The entire issue stemmed from Councilman Kenneth Stokes' continuing crusade to name streets and city facilities after community figures from the last three decades, many of whom are black. Stokes succeeded in leading an effort to name a library on Northside Drive (which was not in his ward) after Jackson Advocate Publisher Charles Tisdale. Opponents of the Tisdale name on the building argued that Tisdale was not a book author, as requested by the Hinds County Library Commission, and frequently referred to black leaders as Uncle Tom.

The issue strikes home with Jackson resident Ineva May Pittman, who campaigned hard for naming the city airport after slain civil-rights activist Medgar Evers, and for re-naming a library on Northside Drive.

"I feel offended by some names on city streets and buildings," Pittman said, referencing the name of Sen. James Eastland, a Mississippi segregationist, on the federal courthouse in downtown Jackson. "I even took offense at the name of Lynch Street near JSU, until the council clarified the name as John R. Lynch Street, a prominent black historian."

Stokes pressed the issue last week to rename two Jackson streets after Jackson resident Dr.

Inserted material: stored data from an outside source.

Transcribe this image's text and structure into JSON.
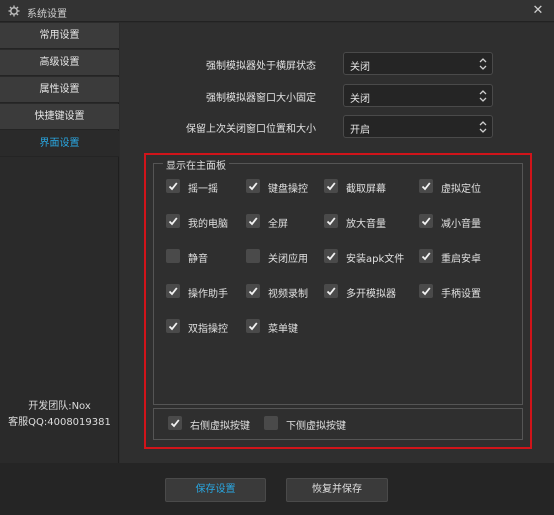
{
  "window": {
    "title": "系统设置",
    "close": "✕"
  },
  "sidebar": {
    "items": [
      {
        "label": "常用设置",
        "active": false
      },
      {
        "label": "高级设置",
        "active": false
      },
      {
        "label": "属性设置",
        "active": false
      },
      {
        "label": "快捷键设置",
        "active": false
      },
      {
        "label": "界面设置",
        "active": true
      }
    ],
    "team": "开发团队:Nox",
    "qq": "客服QQ:4008019381"
  },
  "settings": [
    {
      "label": "强制模拟器处于横屏状态",
      "value": "关闭"
    },
    {
      "label": "强制模拟器窗口大小固定",
      "value": "关闭"
    },
    {
      "label": "保留上次关闭窗口位置和大小",
      "value": "开启"
    }
  ],
  "panel": {
    "title": "显示在主面板",
    "checkboxes": [
      {
        "label": "摇一摇",
        "checked": true
      },
      {
        "label": "键盘操控",
        "checked": true
      },
      {
        "label": "截取屏幕",
        "checked": true
      },
      {
        "label": "虚拟定位",
        "checked": true
      },
      {
        "label": "我的电脑",
        "checked": true
      },
      {
        "label": "全屏",
        "checked": true
      },
      {
        "label": "放大音量",
        "checked": true
      },
      {
        "label": "减小音量",
        "checked": true
      },
      {
        "label": "静音",
        "checked": false
      },
      {
        "label": "关闭应用",
        "checked": false
      },
      {
        "label": "安装apk文件",
        "checked": true
      },
      {
        "label": "重启安卓",
        "checked": true
      },
      {
        "label": "操作助手",
        "checked": true
      },
      {
        "label": "视频录制",
        "checked": true
      },
      {
        "label": "多开模拟器",
        "checked": true
      },
      {
        "label": "手柄设置",
        "checked": true
      },
      {
        "label": "双指操控",
        "checked": true
      },
      {
        "label": "菜单键",
        "checked": true
      }
    ],
    "bottom": [
      {
        "label": "右侧虚拟按键",
        "checked": true
      },
      {
        "label": "下侧虚拟按键",
        "checked": false
      }
    ]
  },
  "footer": {
    "save_label": "保存设置",
    "restore_label": "恢复并保存"
  },
  "colors": {
    "accent": "#29a7e1",
    "highlight": "#d0141a"
  }
}
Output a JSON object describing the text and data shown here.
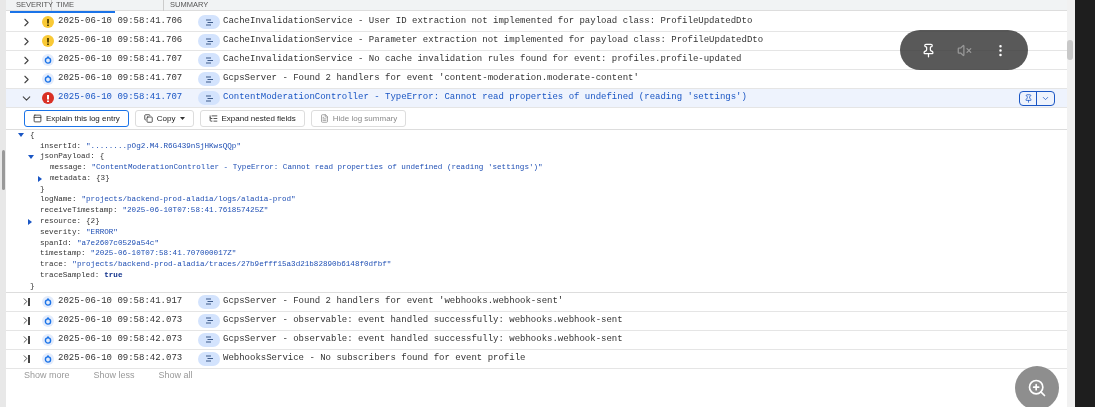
{
  "table": {
    "columns": [
      "SEVERITY",
      "TIME",
      "SUMMARY"
    ],
    "rows_before": [
      {
        "streamed": false,
        "expanded": false,
        "kind": "warning",
        "time": "2025-06-10 09:58:41.706",
        "summary": "CacheInvalidationService - User ID extraction not implemented for payload class: ProfileUpdatedDto"
      },
      {
        "streamed": false,
        "expanded": false,
        "kind": "warning",
        "time": "2025-06-10 09:58:41.706",
        "summary": "CacheInvalidationService - Parameter extraction not implemented for payload class: ProfileUpdatedDto"
      },
      {
        "streamed": false,
        "expanded": false,
        "kind": "debug",
        "time": "2025-06-10 09:58:41.707",
        "summary": "CacheInvalidationService - No cache invalidation rules found for event: profiles.profile-updated"
      },
      {
        "streamed": false,
        "expanded": false,
        "kind": "debug",
        "time": "2025-06-10 09:58:41.707",
        "summary": "GcpsServer - Found 2 handlers for event 'content-moderation.moderate-content'"
      },
      {
        "streamed": false,
        "expanded": true,
        "kind": "error",
        "time": "2025-06-10 09:58:41.707",
        "summary": "ContentModerationController - TypeError: Cannot read properties of undefined (reading 'settings')"
      }
    ],
    "actions": [
      {
        "kind": "explain",
        "label": "Explain this log entry",
        "disabled": false,
        "focused": true
      },
      {
        "kind": "copy",
        "label": "Copy",
        "disabled": false,
        "focused": false
      },
      {
        "kind": "expand",
        "label": "Expand nested fields",
        "disabled": false,
        "focused": false
      },
      {
        "kind": "hide",
        "label": "Hide log summary",
        "disabled": true,
        "focused": false
      }
    ],
    "payload": {
      "open": "{",
      "expanded": true,
      "close": "}",
      "children": [
        {
          "key": "insertId:",
          "value": "\"........pOg2.M4.R6G439nSjHKwsQQp\"",
          "kind": "string"
        },
        {
          "key": "jsonPayload:",
          "open": "{",
          "expanded": true,
          "close": "}",
          "children": [
            {
              "key": "message:",
              "value": "\"ContentModerationController - TypeError: Cannot read properties of undefined (reading 'settings')\"",
              "kind": "string"
            },
            {
              "key": "metadata:",
              "open": "{3}",
              "expanded": false
            }
          ]
        },
        {
          "key": "logName:",
          "value": "\"projects/backend-prod-aladia/logs/aladia-prod\"",
          "kind": "string"
        },
        {
          "key": "receiveTimestamp:",
          "value": "\"2025-06-10T07:58:41.761857425Z\"",
          "kind": "string"
        },
        {
          "key": "resource:",
          "open": "{2}",
          "expanded": false
        },
        {
          "key": "severity:",
          "value": "\"ERROR\"",
          "kind": "string"
        },
        {
          "key": "spanId:",
          "value": "\"a7e2607c0529a54c\"",
          "kind": "string"
        },
        {
          "key": "timestamp:",
          "value": "\"2025-06-10T07:58:41.707000017Z\"",
          "kind": "string"
        },
        {
          "key": "trace:",
          "value": "\"projects/backend-prod-aladia/traces/27b9efff15a3d21b82890b6148f0dfbf\"",
          "kind": "string"
        },
        {
          "key": "traceSampled:",
          "value": "true",
          "kind": "boolean"
        }
      ]
    },
    "rows_after": [
      {
        "streamed": true,
        "expanded": false,
        "kind": "debug",
        "time": "2025-06-10 09:58:41.917",
        "summary": "GcpsServer - Found 2 handlers for event 'webhooks.webhook-sent'"
      },
      {
        "streamed": true,
        "expanded": false,
        "kind": "debug",
        "time": "2025-06-10 09:58:42.073",
        "summary": "GcpsServer - observable: event handled successfully: webhooks.webhook-sent"
      },
      {
        "streamed": true,
        "expanded": false,
        "kind": "debug",
        "time": "2025-06-10 09:58:42.073",
        "summary": "GcpsServer - observable: event handled successfully: webhooks.webhook-sent"
      },
      {
        "streamed": true,
        "expanded": false,
        "kind": "debug",
        "time": "2025-06-10 09:58:42.073",
        "summary": "WebhooksService - No subscribers found for event profile"
      }
    ],
    "footer": [
      "Show more",
      "Show less",
      "Show all"
    ]
  }
}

Robert Smith and former Jim Hill High School coach Fred Harris before the Jim Hill senior class graduates May 30. Stokes said he needed to remove the time-consuming 75 percent petition to do this.

The petition removal could also facilitate the renaming of streets after more contentious personalities, however. Stokes seeks to name a section of Pascagoula Street after controversial former Jackson Mayor Frank Melton. The city's legal department is still attempting to settle a lawsuit over Melton's 2006 illegal demolition of a home on Ridgeway Street. Members of the council who oppose the removal of the petition claimed at the last council meeting that removing the petition requirement was a strike against democracy. Ward 6 Councilman Tony Yarber, in particular, warned that removing the petition requirement entirely would anger Jackson residents who want more influence over the street and facility re-naming process.

After Lumumba voted for changing the ordinance, Mayor Harvey Johnson Jr. pointed out that the petition removal would not take affect for another 30 days unless the council voted unanimously on the issue. Bluntson offered to revisit the issue in the same meeting in hopes of garnering unanimous council support, but the remaining council members who formed the opposing minority refused to revisit the issue, leaving the city without a petition requirement for now.